Stir-Fried Vegetables with Noodles
Recently some really interesting research has been done on the best way to release maximum flavour from vegetables. The bottom line appears to be to season them after cutting, but before cooking and to leave them to stand for 35 minutes. During this standing time the vegetables become sweet and flavourful and the juices that leak out are re-incorporated towards the end of the stir-fry period, so none of the nutrients are lost.
YOU WILL NEED
- 2 medium onions, peeled and cut into small wedges, loosen the wedges into leaves
- 2 large carrots, peeled and shaved with a potato peeler
- 1 red bell pepper, halved, seeded and cut into strips
- 200 g punnet of broccoli, stems finely sliced on the diagonal, florets quartered
- 4 courgettes, sliced diagonally
- a large handful of pak-choi or spinach, sliced into strips
- Ina Paarman's Green Onion Seasoning
- canola oil
- ½ cup (125 ml) Ina Paarman’s Honey & Mustard Coat & Cook Sauce (freeze the rest)
- 75 g packet instant noodles (discard the seasoning pack)
- 1 bunch spring onions, finely sliced on the diagonal
Prepare all the vegetables and season lightly with Green Onion Seasoning. Toss together in a sieve or colander and leave to stand over a mixing bowl for 35 minutes.

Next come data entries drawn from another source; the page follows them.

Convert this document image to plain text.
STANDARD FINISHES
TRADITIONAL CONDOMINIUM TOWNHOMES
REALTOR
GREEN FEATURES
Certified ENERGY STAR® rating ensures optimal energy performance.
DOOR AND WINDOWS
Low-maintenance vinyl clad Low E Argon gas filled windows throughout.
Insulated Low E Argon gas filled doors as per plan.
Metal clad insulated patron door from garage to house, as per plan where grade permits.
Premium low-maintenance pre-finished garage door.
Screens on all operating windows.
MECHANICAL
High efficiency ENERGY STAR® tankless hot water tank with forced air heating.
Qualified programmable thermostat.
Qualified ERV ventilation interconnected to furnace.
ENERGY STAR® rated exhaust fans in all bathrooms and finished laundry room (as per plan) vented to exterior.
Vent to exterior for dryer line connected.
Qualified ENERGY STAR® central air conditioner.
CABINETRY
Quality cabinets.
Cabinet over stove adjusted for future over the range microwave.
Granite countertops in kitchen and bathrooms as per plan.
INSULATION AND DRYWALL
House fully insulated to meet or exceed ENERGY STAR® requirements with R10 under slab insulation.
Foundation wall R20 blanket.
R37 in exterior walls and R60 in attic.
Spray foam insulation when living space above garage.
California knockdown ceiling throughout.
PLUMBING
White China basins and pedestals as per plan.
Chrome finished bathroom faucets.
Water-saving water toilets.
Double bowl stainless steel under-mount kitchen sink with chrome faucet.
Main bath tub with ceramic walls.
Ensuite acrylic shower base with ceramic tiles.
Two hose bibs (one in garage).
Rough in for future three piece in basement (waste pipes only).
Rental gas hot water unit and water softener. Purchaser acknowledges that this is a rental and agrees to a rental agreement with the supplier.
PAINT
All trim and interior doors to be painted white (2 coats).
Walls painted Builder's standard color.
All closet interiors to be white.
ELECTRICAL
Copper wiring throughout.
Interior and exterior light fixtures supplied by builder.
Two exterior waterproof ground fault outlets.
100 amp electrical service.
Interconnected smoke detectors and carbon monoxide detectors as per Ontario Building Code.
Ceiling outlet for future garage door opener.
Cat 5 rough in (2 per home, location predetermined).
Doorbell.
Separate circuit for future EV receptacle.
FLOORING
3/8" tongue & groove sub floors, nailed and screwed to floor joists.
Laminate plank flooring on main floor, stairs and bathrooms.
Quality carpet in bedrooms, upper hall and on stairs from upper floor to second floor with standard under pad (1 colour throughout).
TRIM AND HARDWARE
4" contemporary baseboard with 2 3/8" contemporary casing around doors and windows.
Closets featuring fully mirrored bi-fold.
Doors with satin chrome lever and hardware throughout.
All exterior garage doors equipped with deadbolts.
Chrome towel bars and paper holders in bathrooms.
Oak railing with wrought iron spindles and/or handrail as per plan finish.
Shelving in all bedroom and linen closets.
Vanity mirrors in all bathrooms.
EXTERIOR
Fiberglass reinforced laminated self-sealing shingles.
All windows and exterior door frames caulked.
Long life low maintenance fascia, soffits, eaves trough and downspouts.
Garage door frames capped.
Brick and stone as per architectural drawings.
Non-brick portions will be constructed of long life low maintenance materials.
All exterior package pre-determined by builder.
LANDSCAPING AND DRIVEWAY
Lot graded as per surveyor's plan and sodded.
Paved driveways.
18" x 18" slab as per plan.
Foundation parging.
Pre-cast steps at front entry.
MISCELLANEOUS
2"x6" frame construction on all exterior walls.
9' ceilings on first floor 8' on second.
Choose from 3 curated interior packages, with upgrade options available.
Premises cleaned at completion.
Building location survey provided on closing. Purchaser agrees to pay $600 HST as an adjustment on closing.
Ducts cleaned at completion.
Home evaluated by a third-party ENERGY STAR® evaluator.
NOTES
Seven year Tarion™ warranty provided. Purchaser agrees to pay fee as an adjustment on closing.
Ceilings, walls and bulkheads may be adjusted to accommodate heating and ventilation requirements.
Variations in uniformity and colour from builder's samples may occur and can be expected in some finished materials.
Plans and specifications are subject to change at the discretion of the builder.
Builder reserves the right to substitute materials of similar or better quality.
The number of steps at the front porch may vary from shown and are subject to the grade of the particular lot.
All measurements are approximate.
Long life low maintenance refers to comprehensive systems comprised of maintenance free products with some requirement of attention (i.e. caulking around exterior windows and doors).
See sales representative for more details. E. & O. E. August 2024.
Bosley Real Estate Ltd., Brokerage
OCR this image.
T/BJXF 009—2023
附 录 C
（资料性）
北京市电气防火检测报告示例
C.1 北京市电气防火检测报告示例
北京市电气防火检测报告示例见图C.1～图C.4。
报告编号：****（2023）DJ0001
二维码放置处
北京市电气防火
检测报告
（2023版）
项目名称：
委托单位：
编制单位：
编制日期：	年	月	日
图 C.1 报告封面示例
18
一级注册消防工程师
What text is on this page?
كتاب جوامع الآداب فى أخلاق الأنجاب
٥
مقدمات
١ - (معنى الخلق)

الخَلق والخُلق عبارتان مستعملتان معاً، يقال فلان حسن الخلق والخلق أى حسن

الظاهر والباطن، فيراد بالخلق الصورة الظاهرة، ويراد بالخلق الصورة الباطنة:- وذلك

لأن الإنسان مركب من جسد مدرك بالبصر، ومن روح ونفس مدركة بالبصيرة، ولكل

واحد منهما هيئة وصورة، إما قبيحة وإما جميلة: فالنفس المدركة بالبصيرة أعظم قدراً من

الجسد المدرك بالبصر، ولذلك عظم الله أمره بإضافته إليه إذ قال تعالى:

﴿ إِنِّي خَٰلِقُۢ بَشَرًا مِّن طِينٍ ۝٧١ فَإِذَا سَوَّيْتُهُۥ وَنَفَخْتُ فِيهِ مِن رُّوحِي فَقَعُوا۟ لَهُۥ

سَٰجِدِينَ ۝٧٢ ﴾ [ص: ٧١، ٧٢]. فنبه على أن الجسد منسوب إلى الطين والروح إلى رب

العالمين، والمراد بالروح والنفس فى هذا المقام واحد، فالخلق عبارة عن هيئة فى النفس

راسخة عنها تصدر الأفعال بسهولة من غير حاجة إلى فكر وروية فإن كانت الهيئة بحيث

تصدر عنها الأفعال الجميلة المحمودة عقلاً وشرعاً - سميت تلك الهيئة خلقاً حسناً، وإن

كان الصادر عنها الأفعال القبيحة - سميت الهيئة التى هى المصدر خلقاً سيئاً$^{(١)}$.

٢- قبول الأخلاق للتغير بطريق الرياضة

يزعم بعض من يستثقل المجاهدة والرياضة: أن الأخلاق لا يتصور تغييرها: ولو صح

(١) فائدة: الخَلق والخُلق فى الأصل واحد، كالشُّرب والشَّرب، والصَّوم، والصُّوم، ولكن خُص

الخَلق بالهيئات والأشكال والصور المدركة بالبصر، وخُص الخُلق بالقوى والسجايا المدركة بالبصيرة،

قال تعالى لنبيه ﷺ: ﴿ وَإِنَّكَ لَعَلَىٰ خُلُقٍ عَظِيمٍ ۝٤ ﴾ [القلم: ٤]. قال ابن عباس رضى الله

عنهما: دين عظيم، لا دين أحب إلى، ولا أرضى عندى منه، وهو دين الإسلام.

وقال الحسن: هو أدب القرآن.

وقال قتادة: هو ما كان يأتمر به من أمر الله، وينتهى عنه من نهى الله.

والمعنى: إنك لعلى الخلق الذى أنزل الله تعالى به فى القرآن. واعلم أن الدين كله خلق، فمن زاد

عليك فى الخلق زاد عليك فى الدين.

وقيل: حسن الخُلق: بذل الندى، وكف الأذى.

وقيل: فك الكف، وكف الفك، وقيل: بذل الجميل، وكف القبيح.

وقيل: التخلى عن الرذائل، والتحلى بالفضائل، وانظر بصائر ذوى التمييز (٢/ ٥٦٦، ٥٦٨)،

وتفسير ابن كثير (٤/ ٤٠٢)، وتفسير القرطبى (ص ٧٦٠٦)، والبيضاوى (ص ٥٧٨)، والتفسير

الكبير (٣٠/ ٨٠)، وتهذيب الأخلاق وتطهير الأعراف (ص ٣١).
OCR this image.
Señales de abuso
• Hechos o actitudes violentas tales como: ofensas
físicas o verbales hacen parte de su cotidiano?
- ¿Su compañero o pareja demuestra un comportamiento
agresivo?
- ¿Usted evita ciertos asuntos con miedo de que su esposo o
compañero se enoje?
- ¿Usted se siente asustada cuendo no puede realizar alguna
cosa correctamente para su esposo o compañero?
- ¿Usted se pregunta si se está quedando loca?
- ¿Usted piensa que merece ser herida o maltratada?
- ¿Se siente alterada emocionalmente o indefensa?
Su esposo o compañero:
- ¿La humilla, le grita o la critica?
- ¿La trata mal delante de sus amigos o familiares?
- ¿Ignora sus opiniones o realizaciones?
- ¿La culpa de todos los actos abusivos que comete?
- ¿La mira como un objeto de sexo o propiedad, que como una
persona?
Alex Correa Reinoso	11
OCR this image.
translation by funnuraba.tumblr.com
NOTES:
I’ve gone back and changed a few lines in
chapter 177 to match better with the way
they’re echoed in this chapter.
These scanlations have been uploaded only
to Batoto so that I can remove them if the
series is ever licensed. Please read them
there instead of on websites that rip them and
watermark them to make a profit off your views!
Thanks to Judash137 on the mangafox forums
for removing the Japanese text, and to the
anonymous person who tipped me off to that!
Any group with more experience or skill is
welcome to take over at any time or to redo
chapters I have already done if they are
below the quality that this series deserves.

Preheat a wok or large frying pan. Add 2 – 3 T (30 – 45 ml) oil and briefly stir-fry ⅓ of the dry noodles in a little oil, and remove from wok. Drain on kitchen paper.
Stir-fry the drained vegetables and the rest of the noodles until limp and bright in colour. Add the Honey Mustard Sauce and any juice that might have drained out of the vegetables. Toss for ± 2 minutes over high heat and serve straight away.
Garnish with crispy fried noodles.
The reason for discarding the noodle seasoning is because most brands contain MSG.